Le flop des véhicules électriques

Soraya Ghali
Soraya Ghali Journaliste au Vif

En 2010, une cinquantaine de communes wallonnes ont acheté des véhicules électriques. Presque tous en rade suite à des défaillances techniques. Un fiasco à 2 millions d’euros. En cause : la malchance. Mais aussi de l’incompétence et de la précipitation, tant dans le chef de l’administration que du ministre Philippe Henry.

« Ce dossier m’aura occupé toute la législature vu les complications de ses étapes successives », déclare Philippe Henry (Ecolo), ministre wallon sortant de l’Environnement, de l’Aménagement du territoire et de la Mobilité. C’est en effet ce qui s’appelle un dossier « pourri », peut-être même l’un des plus affligeants de cette législature.

L’histoire de ce véritable ratage démarre en 2009, quelques semaines avant les élections régionales, quand André Antoine (CDH), prédécesseur de Philippe Henry, annonce qu’il veut aider financièrement les communes à s’équiper de véhicules électriques. Le budget mobilisé s’élève à 1.890.000 euros. Du vélo à la camionnette, la Région offre un subside à hauteur de 75 %, plafonné à 25.000 euros, le solde étant assumé par la commune.

En août de la même année, dans la foulée de son arrivée à la Mobilité, Philippe Henry freine l' »opération Antoine » : le jeune ministre écologiste retient le projet mais souhaite recourir à un achat groupé pour « profiter de prix concurrentiels et garantir une qualité technique optimale ».
Concrètement, l’administration régionale pilote la centrale de marchés, négocie les tarifs, rédige le cahier des charges et lance l’appel d’offres sur le marché européen. De leur côté, les collectivités locales passeront elles-mêmes les commandes auprès des adjudicataires sélectionnés. Le ministère choisit deux modèles dotés d’une batterie au lithium et fabriqués en Italie : la City Fort, une citadine compacte, et l’Ecomile, un utilitaire de taille moyenne. A l’issue de l’appel d’offres, il attribue le premier lot à une entreprise belge, le second à une firme italienne. Trente communes commandent un City Fort à 30 000 euros pièce, onze communes achètent un Ecomile à 50.000 euros pièce.

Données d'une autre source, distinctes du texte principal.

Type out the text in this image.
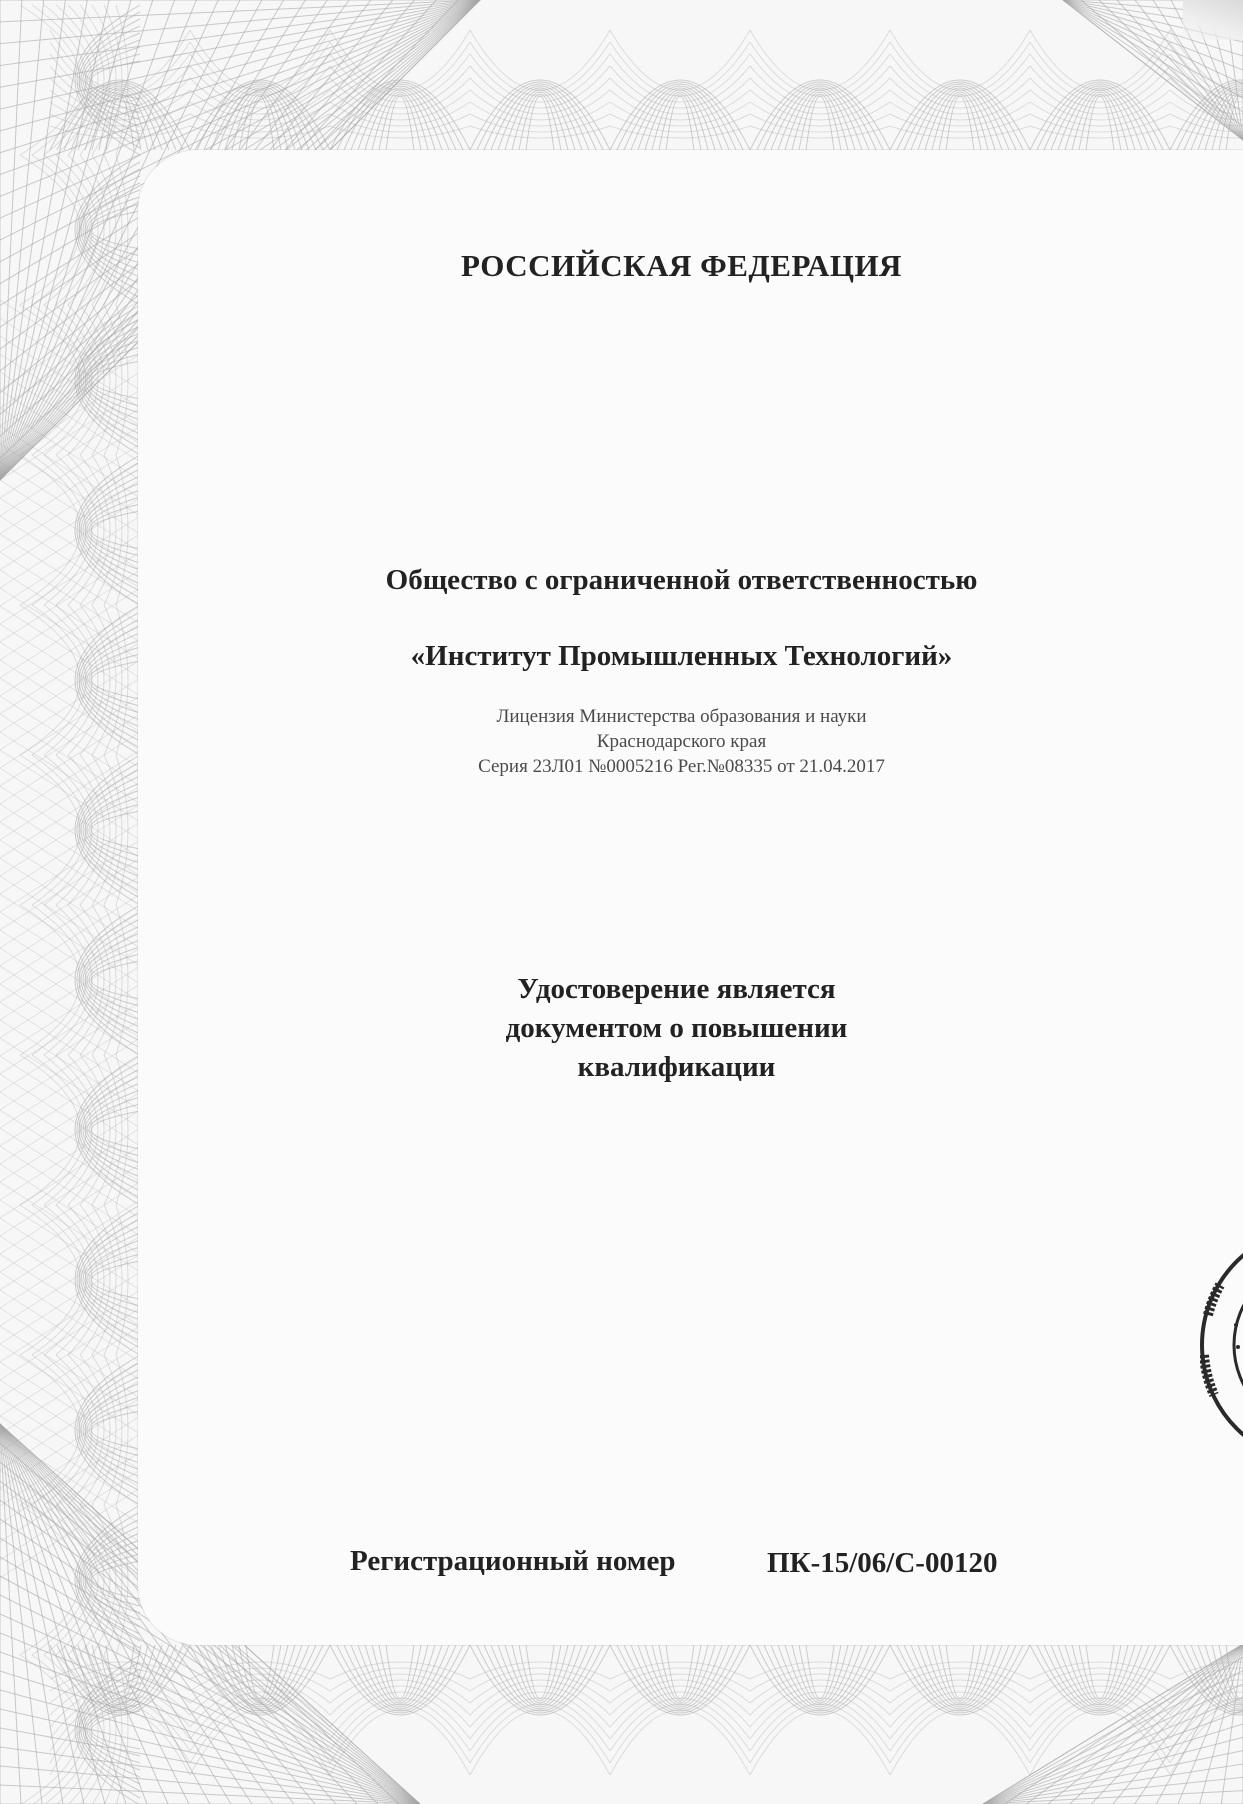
РОССИЙСКАЯ ФЕДЕРАЦИЯ
Общество с ограниченной ответственностью
«Институт Промышленных Технологий»
Лицензия Министерства образования и науки
Краснодарского края
Серия 23Л01 №0005216 Рег.№08335 от 21.04.2017
Удостоверение является
документом о повышении
квалификации
Регистрационный номер	ПК-15/06/С-00120
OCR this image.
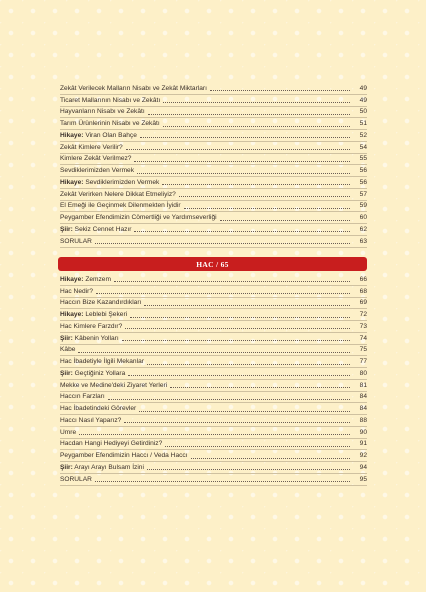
Zekât Verilecek Malların Nisabı ve Zekât Miktarları	49
Ticaret Mallarının Nisabı ve Zekâtı	49
Hayvanların Nisabı ve Zekâtı	50
Tarım Ürünlerinin Nisabı ve Zekâtı	51
Hikaye: Viran Olan Bahçe	52
Zekât Kimlere Verilir?	54
Kimlere Zekât Verilmez?	55
Sevdiklerimizden Vermek	56
Hikaye: Sevdiklerimizden Vermek	56
Zekât Verirken Nelere Dikkat Etmeliyiz?	57
El Emeği ile Geçinmek Dilenmekten İyidir	59
Peygamber Efendimizin Cömertliği ve Yardımseverliği	60
Şiir: Sekiz Cennet Hazır	62
SORULAR	63
HAC / 65
Hikaye: Zemzem	66
Hac Nedir?	68
Haccın Bize Kazandırdıkları	69
Hikaye: Leblebi Şekeri	72
Hac Kimlere Farzdır?	73
Şiir: Kâbenin Yolları	74
Kâbe	75
Hac İbadetiyle İlgili Mekanlar	77
Şiir: Geçtiğiniz Yollara	80
Mekke ve Medine'deki Ziyaret Yerleri	81
Haccın Farzları	84
Hac İbadetindeki Görevler	84
Haccı Nasıl Yaparız?	88
Umre	90
Hacdan Hangi Hediyeyi Getirdiniz?	91
Peygamber Efendimizin Haccı / Veda Haccı	92
Şiir: Arayı Arayı Bulsam İzini	94
SORULAR	95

Des déboires dès la conception L’aventure va tourner au cauchemar. Le projet rencontre rapidement de multiples incidents de parcours : retards de livraison, soucis de recharge de batteries, pannes à répétition, problèmes de redémarrage… Les avaries techniques surviennent sur les deux modèles. Dans le secteur automobile électrique, on sait qu’un matériel neuf peut nécessiter une formation sur l’équipement et le bon usage du véhicule. Mais le dossier, considèrent les communes, est particulièrement lourd. Photos à l’appui, l’importateur belge dit avoir relevé des dizaines de défauts sur l’Ecomile. Freinages périlleux, ceintures de sécurité défectueuses, risques de court-circuit. Les véhicules étaient bien sous garantie et l’assistance technique est (toujours) prévue dans le contrat, mais les qualités du service après-vente sont médiocres. « Nos demandes auprès de la société italienne sont toutes restées lettre morte », déplore André Desmarlières (PS), bourgmestre de Brugelette, propriétaire d’un utilitaire électrique livré au printemps 2012, immobilisé depuis plus d’un an dans un garage, et menacé de ne jamais redémarrer.

En réalité, ce dossier a connu des déboires dès sa conception. En janvier 2011, la Région wallonne reçoit l’offre de la firme belge Philco pour la City Fort, et celle de l’entreprise italienne EVF pour l’Ecomile. Et les ennuis commencent : « C’est une histoire de malchance et l’enfer est pavé de bonnes intentions. Ainsi, Philco aurait menti sur les performances de la City Fort », explique Xavier Georges, conseiller au cabinet de Philippe Henry. En effet, les performances de la citadine (une vitesse de pointe de 45 km/heure et l’autonomie de la batterie) ne correspondent pas à ce qui était clairement défini dans le cahier des charges. Quant à la fourgonnette, elle aussi n’était pas conforme : le volume de la benne basculante est trop court. « Nous avons envoyé un expert technique à la réception du véhicule, mais aucun contrôle technique n’a été effectué », raconte un fonctionnaire de l’administration. Faute de tests à la réception, il faudra alors opter pour un autre modèle, le Jolly 1200, d’une technologie quelque peu dépassée et donc moins fiable qu’un véhicule électrique récent. « En réalité, il aurait fallu relancer le marché », poursuit l’agent wallon. « Mais il répondait correctement aux différents critères du cahier spécial des charges et possédait, en théorie, un rapport qualité/prix intéressant. On a cru faire une bonne affaire », renchérit Xavier Georges.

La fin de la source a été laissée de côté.